Di amori tormentati, o addirittura impossibili, Anderson ne ha raccontati tanti, sono la colonna portante del suo cinema, e quello tra Suzy e Sam è un altro tassello di rara bellezza. C’è tutto quello che Anderson può offrirci: una fuga d’amore, le incomprensioni familiari e la speranza che il solo sentimento amoroso possa lenire ogni dolore. Quegli strani personaggi con consistenti difficoltà relazionali, saldamente ancorati al proprio mondo, che il regista americano ama raccontare, in fondo siamo noi. E la fuga d’amore di due adolescenti, non compresi e addirittura considerati folli, è l’irrazionale illusione di cui siamo stati vittime anche noi quando eravamo ancora come Suzy e Sam.
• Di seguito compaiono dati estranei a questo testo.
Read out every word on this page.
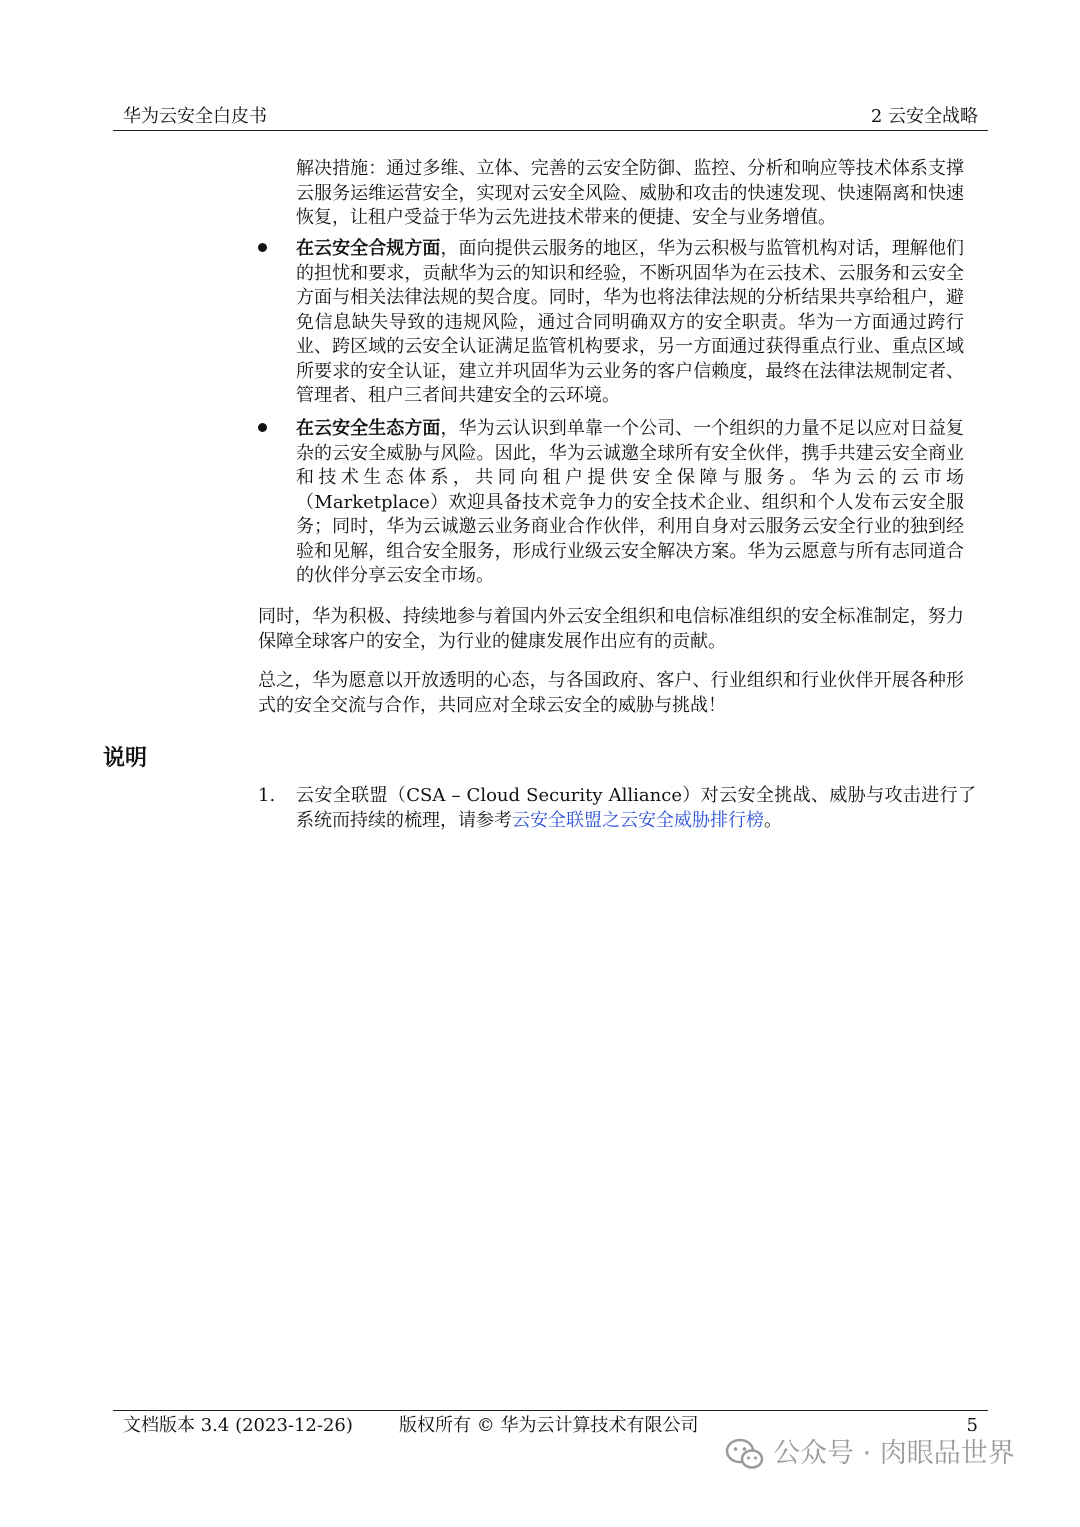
华为云安全白皮书	2 云安全战略

解决措施：通过多维、立体、完善的云安全防御、监控、分析和响应等技术体系支撑云服务运维运营安全，实现对云安全风险、威胁和攻击的快速发现、快速隔离和快速恢复，让租户受益于华为云先进技术带来的便捷、安全与业务增值。

在云安全合规方面，面向提供云服务的地区，华为云积极与监管机构对话，理解他们的担忧和要求，贡献华为云的知识和经验，不断巩固华为在云技术、云服务和云安全方面与相关法律法规的契合度。同时，华为也将法律法规的分析结果共享给租户，避免信息缺失导致的违规风险，通过合同明确双方的安全职责。华为一方面通过跨行业、跨区域的云安全认证满足监管机构要求，另一方面通过获得重点行业、重点区域所要求的安全认证，建立并巩固华为云业务的客户信赖度，最终在法律法规制定者、管理者、租户三者间共建安全的云环境。

在云安全生态方面，华为云认识到单靠一个公司、一个组织的力量不足以应对日益复杂的云安全威胁与风险。因此，华为云诚邀全球所有安全伙伴，携手共建云安全商业和技术生态体系，共同向租户提供安全保障与服务。华为云的云市场（Marketplace）欢迎具备技术竞争力的安全技术企业、组织和个人发布云安全服务；同时，华为云诚邀云业务商业合作伙伴，利用自身对云服务云安全行业的独到经验和见解，组合安全服务，形成行业级云安全解决方案。华为云愿意与所有志同道合的伙伴分享云安全市场。

同时，华为积极、持续地参与着国内外云安全组织和电信标准组织的安全标准制定，努力保障全球客户的安全，为行业的健康发展作出应有的贡献。

总之，华为愿意以开放透明的心态，与各国政府、客户、行业组织和行业伙伴开展各种形式的安全交流与合作，共同应对全球云安全的威胁与挑战！

说明
1. 云安全联盟（CSA – Cloud Security Alliance）对云安全挑战、威胁与攻击进行了系统而持续的梳理，请参考云安全联盟之云安全威胁排行榜。

文档版本 3.4 (2023-12-26)	版权所有 © 华为云计算技术有限公司	5
公众号 · 肉眼品世界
Con il triangolo amoroso Murray – McDormand – Willis arrivano invece gli altri tormenti, quelli della maturità. Ed è lì che la pellicola diventa più complessa e personale: dalla costruzione di un sogno d’amore fino alla distruzione di quella che invece era diventata una concreta realtà amorosa, la famiglia. Il fatto che tutto questo avvenga all’interno della culla familiare, croce e delizia della filmografia del cineasta americano, non è certamente un caso. Le famiglie di Anderson continuano a essere il covo di incomprensioni e rancori accuratamente celati, oltre che la sorgente di ogni problema relazionale e sociale, ed è lì che bisogna partire per una risoluzione, quanto meno parziale, di ogni tipo di divergenza.

La carrellata di personaggi poi è squisitamente andersoniana: Sam può essere certamente considerato un adolescente Zissou e Suzy una giovane Margot; ogni personaggio, pur conservando un’originalità di fondo, si lega indissolubilmente ai protagonisti delle precedenti opere. È questa la forza di Anderson. Rimanere fedele alla propria estetica e ai propri temi aggiungendo tasselli inediti e indispensabili alla propria poetica, e nel caso di Moonrise Kingdom in molti hanno addirittura parlato di Nouvelle Vague. In fondo la sintesi della filmografia di Anderson sta nella sequenza iniziale del suo ultimo lungometraggio, in cui il famoso mangiadischi menzionato già sopra spiega dettagliatamente cos’è un’orchestra e come funzionano le sue variazioni analizzando accuratamente ogni strumento della composizione. Una metafora esemplare, in perfetto stile Anderson.

Una filmografia senza pecche, in cui ogni pellicola rappresenta una variazione, e quindi uno strumento di analisi diverso, dei temi cari al regista, creando un’opera complessiva omogenea e unica nel suo genere, e facendo di Anderson uno degli autori contemporanei più interessanti del panorama cinematografico, mai lodato abbastanza per la sottoscritta. Le variazioni dell’orchestra andersoniana sono le innumerevoli sfaccettature dell’animo umano e le numerose peculiarità delle relazioni sociali e familiari, che il cineasta americano canta e celebra reinventandosi in ogni lavoro. L’orchestra di Anderson e dei suoi attori è l’orchestra della vita in ogni sua variazione. Avvincente, noiosa, intensa, vivace e pacata, ma anche bizzarra, sopra le righe, leggera, agrodolce e delicatamente dolente, proprio come i suoi film e i suoi protagonisti. È quel perfetto equilibro tra delicatezza e sofferenza che fa del cinema di Wes Anderson un tesoro preziosissimo.